A UK woman caught a virus while on vacation and lost most of the vision in her right eye.
According to CBS News, the 69-year-old traveled to the Caribbean island of Grenada in July of 2014 and returned home the following month.
Mosquitoes reportedly bit her during the vacation, resulting in fever, rash, joint pain and weakness in her facial muscles.
A doctor on the island gave her steroids, which seemed to vanquish most of her problems.
But soon after arriving back home, the woman found herself experiencing blockage in part of her right eye.
Dr. Abhijit Mohite, who treated the woman, told LiveScience in an email,
Her main symptom was that she felt she could not see the lower half of her vision in the right eye. This had come about only a day before she came to see us, and about three weeks after she returned from Grenada.
Her ability to see straight ahead with both eyes was normal when doctors began testing for diseases, but in a matter of days, her right optic nerve swelled to the point where 20/20 vision became 20/80.

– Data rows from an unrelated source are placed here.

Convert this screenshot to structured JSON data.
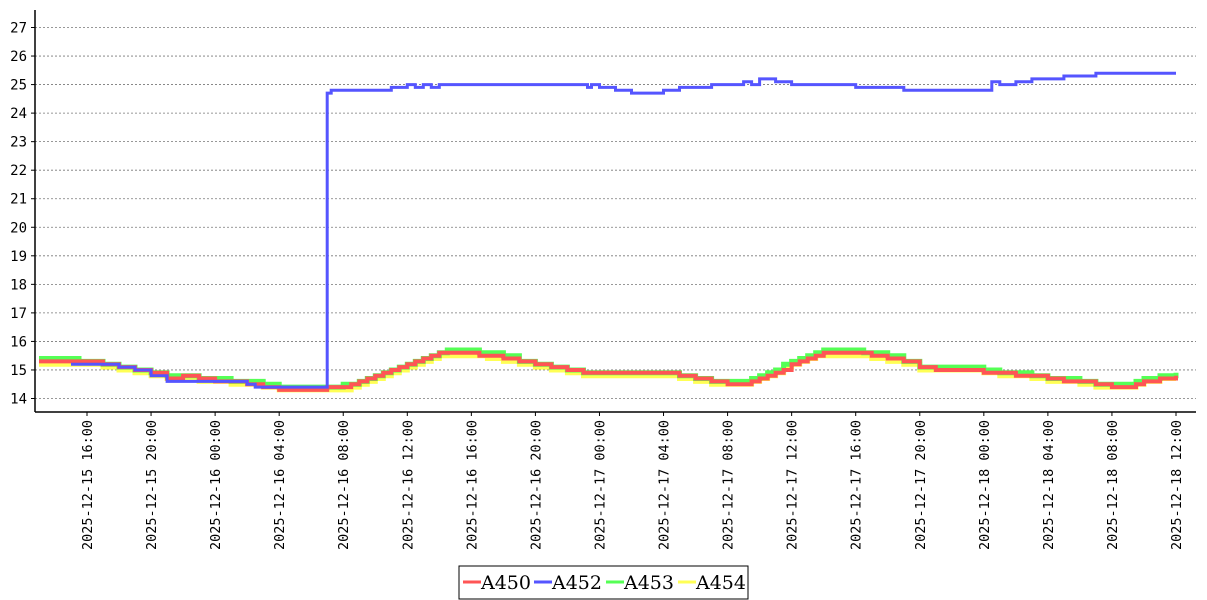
{
  "chart_data": {
    "type": "line",
    "ylim": [
      13.6,
      27.6
    ],
    "yticks": [
      "14",
      "15",
      "16",
      "17",
      "18",
      "19",
      "20",
      "21",
      "22",
      "23",
      "24",
      "25",
      "26",
      "27"
    ],
    "xlim": [
      "2025-12-15 13:00",
      "2025-12-18 13:00"
    ],
    "xticks": [
      "2025-12-15 16:00",
      "2025-12-15 20:00",
      "2025-12-16 00:00",
      "2025-12-16 04:00",
      "2025-12-16 08:00",
      "2025-12-16 12:00",
      "2025-12-16 16:00",
      "2025-12-16 20:00",
      "2025-12-17 00:00",
      "2025-12-17 04:00",
      "2025-12-17 08:00",
      "2025-12-17 12:00",
      "2025-12-17 16:00",
      "2025-12-17 20:00",
      "2025-12-18 00:00",
      "2025-12-18 04:00",
      "2025-12-18 08:00",
      "2025-12-18 12:00"
    ],
    "grid": "horizontal-dashed",
    "legend_position": "bottom-center",
    "series": [
      {
        "name": "A454",
        "color": "#ffff55",
        "width": 5,
        "points": [
          [
            "2025-12-15 13:00",
            15.2
          ],
          [
            "2025-12-15 15:00",
            15.2
          ],
          [
            "2025-12-15 17:00",
            15.1
          ],
          [
            "2025-12-15 18:00",
            15.0
          ],
          [
            "2025-12-15 19:00",
            14.9
          ],
          [
            "2025-12-15 20:00",
            14.8
          ],
          [
            "2025-12-15 21:00",
            14.7
          ],
          [
            "2025-12-15 23:00",
            14.6
          ],
          [
            "2025-12-16 01:00",
            14.5
          ],
          [
            "2025-12-16 03:00",
            14.4
          ],
          [
            "2025-12-16 04:00",
            14.3
          ],
          [
            "2025-12-16 08:00",
            14.3
          ],
          [
            "2025-12-16 08:30",
            14.4
          ],
          [
            "2025-12-16 09:00",
            14.5
          ],
          [
            "2025-12-16 09:30",
            14.6
          ],
          [
            "2025-12-16 10:00",
            14.7
          ],
          [
            "2025-12-16 10:30",
            14.8
          ],
          [
            "2025-12-16 11:00",
            14.9
          ],
          [
            "2025-12-16 11:30",
            15.0
          ],
          [
            "2025-12-16 12:00",
            15.1
          ],
          [
            "2025-12-16 12:30",
            15.2
          ],
          [
            "2025-12-16 13:00",
            15.3
          ],
          [
            "2025-12-16 13:30",
            15.4
          ],
          [
            "2025-12-16 14:00",
            15.5
          ],
          [
            "2025-12-16 16:00",
            15.5
          ],
          [
            "2025-12-16 17:00",
            15.4
          ],
          [
            "2025-12-16 18:00",
            15.3
          ],
          [
            "2025-12-16 19:00",
            15.2
          ],
          [
            "2025-12-16 20:00",
            15.1
          ],
          [
            "2025-12-16 21:00",
            15.0
          ],
          [
            "2025-12-16 22:00",
            14.9
          ],
          [
            "2025-12-16 23:00",
            14.8
          ],
          [
            "2025-12-17 05:00",
            14.7
          ],
          [
            "2025-12-17 06:00",
            14.6
          ],
          [
            "2025-12-17 07:00",
            14.5
          ],
          [
            "2025-12-17 09:00",
            14.5
          ],
          [
            "2025-12-17 09:30",
            14.6
          ],
          [
            "2025-12-17 10:00",
            14.7
          ],
          [
            "2025-12-17 10:30",
            14.8
          ],
          [
            "2025-12-17 11:00",
            14.9
          ],
          [
            "2025-12-17 11:30",
            15.1
          ],
          [
            "2025-12-17 12:00",
            15.2
          ],
          [
            "2025-12-17 12:30",
            15.3
          ],
          [
            "2025-12-17 13:00",
            15.4
          ],
          [
            "2025-12-17 13:30",
            15.5
          ],
          [
            "2025-12-17 16:00",
            15.5
          ],
          [
            "2025-12-17 17:00",
            15.4
          ],
          [
            "2025-12-17 18:00",
            15.3
          ],
          [
            "2025-12-17 19:00",
            15.2
          ],
          [
            "2025-12-17 20:00",
            15.0
          ],
          [
            "2025-12-18 00:00",
            14.9
          ],
          [
            "2025-12-18 01:00",
            14.8
          ],
          [
            "2025-12-18 03:00",
            14.7
          ],
          [
            "2025-12-18 04:00",
            14.6
          ],
          [
            "2025-12-18 06:00",
            14.5
          ],
          [
            "2025-12-18 07:00",
            14.4
          ],
          [
            "2025-12-18 09:00",
            14.4
          ],
          [
            "2025-12-18 09:30",
            14.5
          ],
          [
            "2025-12-18 10:00",
            14.6
          ],
          [
            "2025-12-18 11:00",
            14.7
          ],
          [
            "2025-12-18 12:00",
            14.7
          ]
        ]
      },
      {
        "name": "A453",
        "color": "#55ff55",
        "width": 5,
        "points": [
          [
            "2025-12-15 13:00",
            15.4
          ],
          [
            "2025-12-15 15:00",
            15.4
          ],
          [
            "2025-12-15 15:30",
            15.3
          ],
          [
            "2025-12-15 17:00",
            15.2
          ],
          [
            "2025-12-15 18:00",
            15.1
          ],
          [
            "2025-12-15 19:00",
            15.0
          ],
          [
            "2025-12-15 20:00",
            14.9
          ],
          [
            "2025-12-15 21:00",
            14.8
          ],
          [
            "2025-12-15 23:00",
            14.7
          ],
          [
            "2025-12-16 01:00",
            14.6
          ],
          [
            "2025-12-16 03:00",
            14.5
          ],
          [
            "2025-12-16 04:00",
            14.4
          ],
          [
            "2025-12-16 07:00",
            14.4
          ],
          [
            "2025-12-16 08:00",
            14.5
          ],
          [
            "2025-12-16 08:30",
            14.5
          ],
          [
            "2025-12-16 09:00",
            14.6
          ],
          [
            "2025-12-16 09:30",
            14.7
          ],
          [
            "2025-12-16 10:00",
            14.8
          ],
          [
            "2025-12-16 10:30",
            14.9
          ],
          [
            "2025-12-16 11:00",
            15.0
          ],
          [
            "2025-12-16 11:30",
            15.1
          ],
          [
            "2025-12-16 12:00",
            15.2
          ],
          [
            "2025-12-16 12:30",
            15.3
          ],
          [
            "2025-12-16 13:00",
            15.4
          ],
          [
            "2025-12-16 13:30",
            15.5
          ],
          [
            "2025-12-16 14:00",
            15.6
          ],
          [
            "2025-12-16 14:30",
            15.7
          ],
          [
            "2025-12-16 16:00",
            15.7
          ],
          [
            "2025-12-16 16:30",
            15.6
          ],
          [
            "2025-12-16 18:00",
            15.5
          ],
          [
            "2025-12-16 19:00",
            15.3
          ],
          [
            "2025-12-16 20:00",
            15.2
          ],
          [
            "2025-12-16 21:00",
            15.1
          ],
          [
            "2025-12-16 22:00",
            15.0
          ],
          [
            "2025-12-16 23:00",
            14.9
          ],
          [
            "2025-12-17 05:00",
            14.8
          ],
          [
            "2025-12-17 06:00",
            14.7
          ],
          [
            "2025-12-17 07:00",
            14.6
          ],
          [
            "2025-12-17 09:00",
            14.6
          ],
          [
            "2025-12-17 09:30",
            14.7
          ],
          [
            "2025-12-17 10:00",
            14.8
          ],
          [
            "2025-12-17 10:30",
            14.9
          ],
          [
            "2025-12-17 11:00",
            15.0
          ],
          [
            "2025-12-17 11:30",
            15.2
          ],
          [
            "2025-12-17 12:00",
            15.3
          ],
          [
            "2025-12-17 12:30",
            15.4
          ],
          [
            "2025-12-17 13:00",
            15.5
          ],
          [
            "2025-12-17 13:30",
            15.6
          ],
          [
            "2025-12-17 14:00",
            15.7
          ],
          [
            "2025-12-17 16:00",
            15.7
          ],
          [
            "2025-12-17 16:30",
            15.6
          ],
          [
            "2025-12-17 18:00",
            15.5
          ],
          [
            "2025-12-17 19:00",
            15.3
          ],
          [
            "2025-12-17 20:00",
            15.1
          ],
          [
            "2025-12-18 00:00",
            15.0
          ],
          [
            "2025-12-18 01:00",
            14.9
          ],
          [
            "2025-12-18 03:00",
            14.8
          ],
          [
            "2025-12-18 04:00",
            14.7
          ],
          [
            "2025-12-18 06:00",
            14.6
          ],
          [
            "2025-12-18 07:00",
            14.5
          ],
          [
            "2025-12-18 09:00",
            14.5
          ],
          [
            "2025-12-18 09:30",
            14.6
          ],
          [
            "2025-12-18 10:00",
            14.7
          ],
          [
            "2025-12-18 11:00",
            14.8
          ],
          [
            "2025-12-18 12:00",
            14.9
          ]
        ]
      },
      {
        "name": "A450",
        "color": "#ff5555",
        "width": 4,
        "points": [
          [
            "2025-12-15 13:00",
            15.3
          ],
          [
            "2025-12-15 16:00",
            15.3
          ],
          [
            "2025-12-15 17:00",
            15.2
          ],
          [
            "2025-12-15 18:00",
            15.1
          ],
          [
            "2025-12-15 19:00",
            15.0
          ],
          [
            "2025-12-15 20:00",
            14.9
          ],
          [
            "2025-12-15 21:00",
            14.7
          ],
          [
            "2025-12-15 22:00",
            14.8
          ],
          [
            "2025-12-15 23:00",
            14.7
          ],
          [
            "2025-12-16 00:00",
            14.6
          ],
          [
            "2025-12-16 02:00",
            14.5
          ],
          [
            "2025-12-16 03:00",
            14.4
          ],
          [
            "2025-12-16 04:00",
            14.3
          ],
          [
            "2025-12-16 07:00",
            14.4
          ],
          [
            "2025-12-16 08:00",
            14.4
          ],
          [
            "2025-12-16 08:30",
            14.5
          ],
          [
            "2025-12-16 09:00",
            14.6
          ],
          [
            "2025-12-16 09:30",
            14.7
          ],
          [
            "2025-12-16 10:00",
            14.8
          ],
          [
            "2025-12-16 10:30",
            14.9
          ],
          [
            "2025-12-16 11:00",
            15.0
          ],
          [
            "2025-12-16 11:30",
            15.1
          ],
          [
            "2025-12-16 12:00",
            15.2
          ],
          [
            "2025-12-16 12:30",
            15.3
          ],
          [
            "2025-12-16 13:00",
            15.4
          ],
          [
            "2025-12-16 13:30",
            15.5
          ],
          [
            "2025-12-16 14:00",
            15.6
          ],
          [
            "2025-12-16 16:00",
            15.6
          ],
          [
            "2025-12-16 16:30",
            15.5
          ],
          [
            "2025-12-16 17:00",
            15.5
          ],
          [
            "2025-12-16 18:00",
            15.4
          ],
          [
            "2025-12-16 19:00",
            15.3
          ],
          [
            "2025-12-16 20:00",
            15.2
          ],
          [
            "2025-12-16 21:00",
            15.1
          ],
          [
            "2025-12-16 22:00",
            15.0
          ],
          [
            "2025-12-16 23:00",
            14.9
          ],
          [
            "2025-12-17 05:00",
            14.8
          ],
          [
            "2025-12-17 06:00",
            14.7
          ],
          [
            "2025-12-17 07:00",
            14.6
          ],
          [
            "2025-12-17 08:00",
            14.5
          ],
          [
            "2025-12-17 09:00",
            14.5
          ],
          [
            "2025-12-17 09:30",
            14.6
          ],
          [
            "2025-12-17 10:00",
            14.7
          ],
          [
            "2025-12-17 10:30",
            14.8
          ],
          [
            "2025-12-17 11:00",
            14.9
          ],
          [
            "2025-12-17 11:30",
            15.0
          ],
          [
            "2025-12-17 12:00",
            15.2
          ],
          [
            "2025-12-17 12:30",
            15.3
          ],
          [
            "2025-12-17 13:00",
            15.4
          ],
          [
            "2025-12-17 13:30",
            15.5
          ],
          [
            "2025-12-17 14:00",
            15.6
          ],
          [
            "2025-12-17 16:00",
            15.6
          ],
          [
            "2025-12-17 17:00",
            15.5
          ],
          [
            "2025-12-17 18:00",
            15.4
          ],
          [
            "2025-12-17 19:00",
            15.3
          ],
          [
            "2025-12-17 20:00",
            15.1
          ],
          [
            "2025-12-17 21:00",
            15.0
          ],
          [
            "2025-12-18 00:00",
            14.9
          ],
          [
            "2025-12-18 02:00",
            14.8
          ],
          [
            "2025-12-18 04:00",
            14.7
          ],
          [
            "2025-12-18 05:00",
            14.6
          ],
          [
            "2025-12-18 07:00",
            14.5
          ],
          [
            "2025-12-18 08:00",
            14.4
          ],
          [
            "2025-12-18 09:00",
            14.4
          ],
          [
            "2025-12-18 09:30",
            14.5
          ],
          [
            "2025-12-18 10:00",
            14.6
          ],
          [
            "2025-12-18 11:00",
            14.7
          ],
          [
            "2025-12-18 12:00",
            14.8
          ]
        ]
      },
      {
        "name": "A452",
        "color": "#5555ff",
        "width": 3,
        "points": [
          [
            "2025-12-15 15:00",
            15.2
          ],
          [
            "2025-12-15 17:00",
            15.2
          ],
          [
            "2025-12-15 18:00",
            15.1
          ],
          [
            "2025-12-15 19:00",
            15.0
          ],
          [
            "2025-12-15 20:00",
            14.8
          ],
          [
            "2025-12-15 21:00",
            14.6
          ],
          [
            "2025-12-15 23:00",
            14.6
          ],
          [
            "2025-12-16 00:00",
            14.6
          ],
          [
            "2025-12-16 02:00",
            14.5
          ],
          [
            "2025-12-16 02:30",
            14.4
          ],
          [
            "2025-12-16 07:00",
            14.4
          ],
          [
            "2025-12-16 07:00",
            24.7
          ],
          [
            "2025-12-16 07:15",
            24.8
          ],
          [
            "2025-12-16 10:00",
            24.8
          ],
          [
            "2025-12-16 11:00",
            24.9
          ],
          [
            "2025-12-16 12:00",
            25.0
          ],
          [
            "2025-12-16 12:30",
            24.9
          ],
          [
            "2025-12-16 13:00",
            25.0
          ],
          [
            "2025-12-16 13:30",
            24.9
          ],
          [
            "2025-12-16 14:00",
            25.0
          ],
          [
            "2025-12-16 23:00",
            25.0
          ],
          [
            "2025-12-16 23:15",
            24.9
          ],
          [
            "2025-12-16 23:30",
            25.0
          ],
          [
            "2025-12-17 00:00",
            24.9
          ],
          [
            "2025-12-17 01:00",
            24.8
          ],
          [
            "2025-12-17 02:00",
            24.7
          ],
          [
            "2025-12-17 04:00",
            24.8
          ],
          [
            "2025-12-17 05:00",
            24.9
          ],
          [
            "2025-12-17 07:00",
            25.0
          ],
          [
            "2025-12-17 09:00",
            25.1
          ],
          [
            "2025-12-17 09:30",
            25.0
          ],
          [
            "2025-12-17 10:00",
            25.2
          ],
          [
            "2025-12-17 11:00",
            25.1
          ],
          [
            "2025-12-17 12:00",
            25.0
          ],
          [
            "2025-12-17 16:00",
            24.9
          ],
          [
            "2025-12-17 17:00",
            24.9
          ],
          [
            "2025-12-17 19:00",
            24.8
          ],
          [
            "2025-12-17 23:00",
            24.8
          ],
          [
            "2025-12-18 00:30",
            25.1
          ],
          [
            "2025-12-18 01:00",
            25.0
          ],
          [
            "2025-12-18 02:00",
            25.1
          ],
          [
            "2025-12-18 03:00",
            25.2
          ],
          [
            "2025-12-18 05:00",
            25.3
          ],
          [
            "2025-12-18 07:00",
            25.4
          ],
          [
            "2025-12-18 12:00",
            25.4
          ]
        ]
      }
    ],
    "legend": [
      "A450",
      "A452",
      "A453",
      "A454"
    ]
  }
}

When looking at an eye chart, the woman could allegedly only read as far as the third line from the top.
The virus known as chikungunya was found in her blood two days after her first appointment for her eye, but she needed to be tested for other conditions before treatment could be prescribed.
Dr. Mohite explained,
One of the main risks of high-dose steroids is that they can exacerbate an infection, if she had another infection somewhere else in the body. This is why we had to await all the other tests before we could start steroids, and this took six days.

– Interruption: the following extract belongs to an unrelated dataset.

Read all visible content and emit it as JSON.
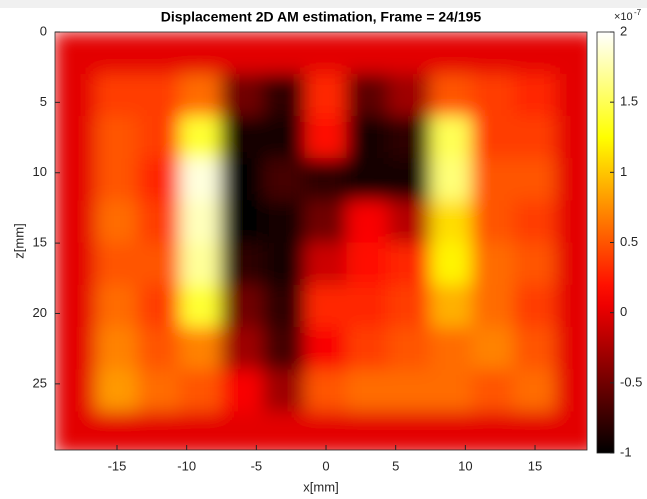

It reportedly took six days for doctors to conclude the woman's symptoms were indeed caused by chikungunya and not conditions such as HIV, syphilis, Lyme disease or dengue fever.
Doctors eventually gave her steroids to curb the swelling, but by the time the tests had been completed, approximately half of the nerve cells in the optic nerve had died.
The woman would never regain her lost vision.
She is the first UK woman known to have sight damage from chikungunya, and there's no vaccine for the disease.
Caribbean visitors are urged to seek treatment immediately after being bitten by disease-carrying mosquitoes; the ones carrying chikungunya fever can be identified by their black and white legs.